I know that, given $f:G_1 \rightarrow G_2$ homomorphism, if $g \in G_1$ has order $n$, then $f(g)$ has order that divides $n$, and that if $f$ is an isomorphism then $f(g)$ has order equals to $n$.
Now my question is, if $f$ is an homomorphism such that $\text{ord}(g)=\text{ord}(f(g))$ for every $g \in G$, can we say that $f$ is an isomorphism?
Note that an element has order $1$ if and only if it is the identity. If you have a homomorphism that respects orders, then if $g\in G_1$, $g\neq e$, it follows that $f(g)\neq e$. Thus, $f$ has trivial kernel, and hence is one-to-one.

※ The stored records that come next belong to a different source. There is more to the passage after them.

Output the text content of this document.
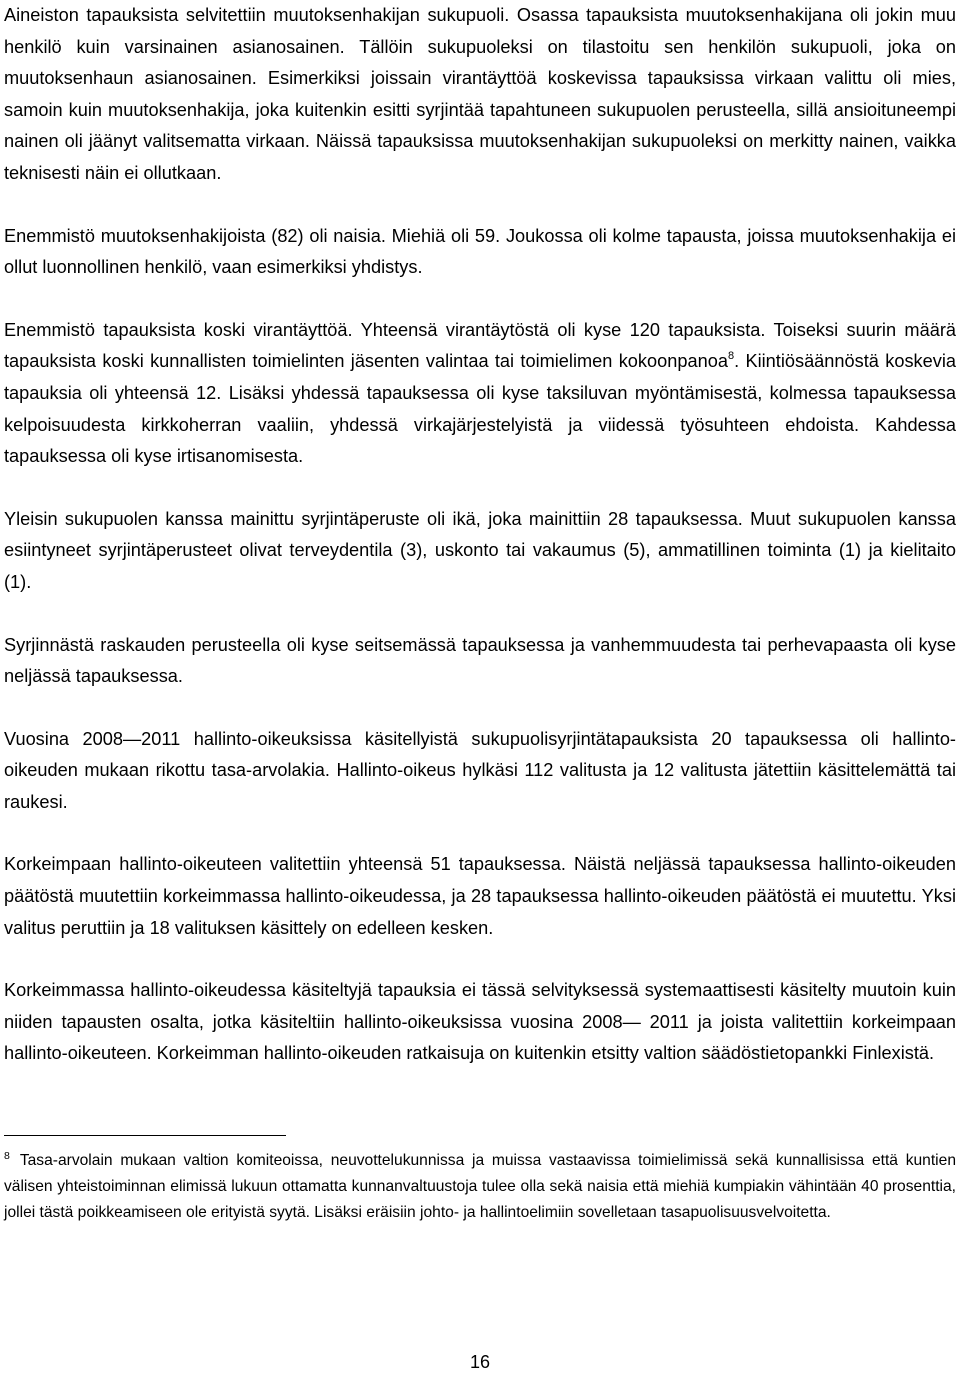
Aineiston tapauksista selvitettiin muutoksenhakijan sukupuoli. Osassa tapauksista muutoksenhakijana oli jokin muu henkilö kuin varsinainen asianosainen. Tällöin sukupuoleksi on tilastoitu sen henkilön sukupuoli, joka on muutoksenhaun asianosainen. Esimerkiksi joissain virantäyttöä koskevissa tapauksissa virkaan valittu oli mies, samoin kuin muutoksenhakija, joka kuitenkin esitti syrjintää tapahtuneen sukupuolen perusteella, sillä ansioituneempi nainen oli jäänyt valitsematta virkaan. Näissä tapauksissa muutoksenhakijan sukupuoleksi on merkitty nainen, vaikka teknisesti näin ei ollutkaan.

Enemmistö muutoksenhakijoista (82) oli naisia. Miehiä oli 59. Joukossa oli kolme tapausta, joissa muutoksenhakija ei ollut luonnollinen henkilö, vaan esimerkiksi yhdistys.

Enemmistö tapauksista koski virantäyttöä. Yhteensä virantäytöstä oli kyse 120 tapauksista. Toiseksi suurin määrä tapauksista koski kunnallisten toimielinten jäsenten valintaa tai toimielimen kokoonpanoa$^8$. Kiintiösäännöstä koskevia tapauksia oli yhteensä 12. Lisäksi yhdessä tapauksessa oli kyse taksiluvan myöntämisestä, kolmessa tapauksessa kelpoisuudesta kirkkoherran vaaliin, yhdessä virkajärjestelyistä ja viidessä työsuhteen ehdoista. Kahdessa tapauksessa oli kyse irtisanomisesta.

Yleisin sukupuolen kanssa mainittu syrjintäperuste oli ikä, joka mainittiin 28 tapauksessa. Muut sukupuolen kanssa esiintyneet syrjintäperusteet olivat terveydentila (3), uskonto tai vakaumus (5), ammatillinen toiminta (1) ja kielitaito (1).

Syrjinnästä raskauden perusteella oli kyse seitsemässä tapauksessa ja vanhemmuudesta tai perhevapaasta oli kyse neljässä tapauksessa.

Vuosina 2008—2011 hallinto-oikeuksissa käsitellyistä sukupuolisyrjintätapauksista 20 tapauksessa oli hallinto-oikeuden mukaan rikottu tasa-arvolakia. Hallinto-oikeus hylkäsi 112 valitusta ja 12 valitusta jätettiin käsittelemättä tai raukesi.

Korkeimpaan hallinto-oikeuteen valitettiin yhteensä 51 tapauksessa. Näistä neljässä tapauksessa hallinto-oikeuden päätöstä muutettiin korkeimmassa hallinto-oikeudessa, ja 28 tapauksessa hallinto-oikeuden päätöstä ei muutettu. Yksi valitus peruttiin ja 18 valituksen käsittely on edelleen kesken.

Korkeimmassa hallinto-oikeudessa käsiteltyjä tapauksia ei tässä selvityksessä systemaattisesti käsitelty muutoin kuin niiden tapausten osalta, jotka käsiteltiin hallinto-oikeuksissa vuosina 2008— 2011 ja joista valitettiin korkeimpaan hallinto-oikeuteen. Korkeimman hallinto-oikeuden ratkaisuja on kuitenkin etsitty valtion säädöstietopankki Finlexistä.

$^8$ Tasa-arvolain mukaan valtion komiteoissa, neuvottelukunnissa ja muissa vastaavissa toimielimissä sekä kunnallisissa että kuntien välisen yhteistoiminnan elimissä lukuun ottamatta kunnanvaltuustoja tulee olla sekä naisia että miehiä kumpiakin vähintään 40 prosenttia, jollei tästä poikkeamiseen ole erityistä syytä. Lisäksi eräisiin johto- ja hallintoelimiin sovelletaan tasapuolisuusvelvoitetta.

16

In particular, if $G_1$ and $G_2$ are finite of the same order (size), then $f$ must be a bijection. In that case, it is an isomorphism. In even more particular, if $G=G_1=G_2$ and it is a finite group, then $f$ will be an automorphism/isomorphism from $G$ to itself.
If $G_1$ and $G_2$ have different orders, then you must have $|G_1|\lt |G_2|$; this is certainly possible and $f$ need not be an isomorphism. For example, the map from $C_2$ (cyclic of order two) to $C_2\times C_2$ sending $x$ to $(x,e)$ respects order but is not an isomorphism, because it is not surjective.
For infinite groups, it is also not the case that $f$ needs to be an isomorphism, even if they have the same cardinality: $f\colon\mathbb{Z}\to\mathbb{Z}$ given by $f(x)=2x$ respect order but is not surjective. If you want one in which elements have finite order, just take a direct product of infinitely many copies of $C_2$, and then let $f$ be the “right shift” morphism.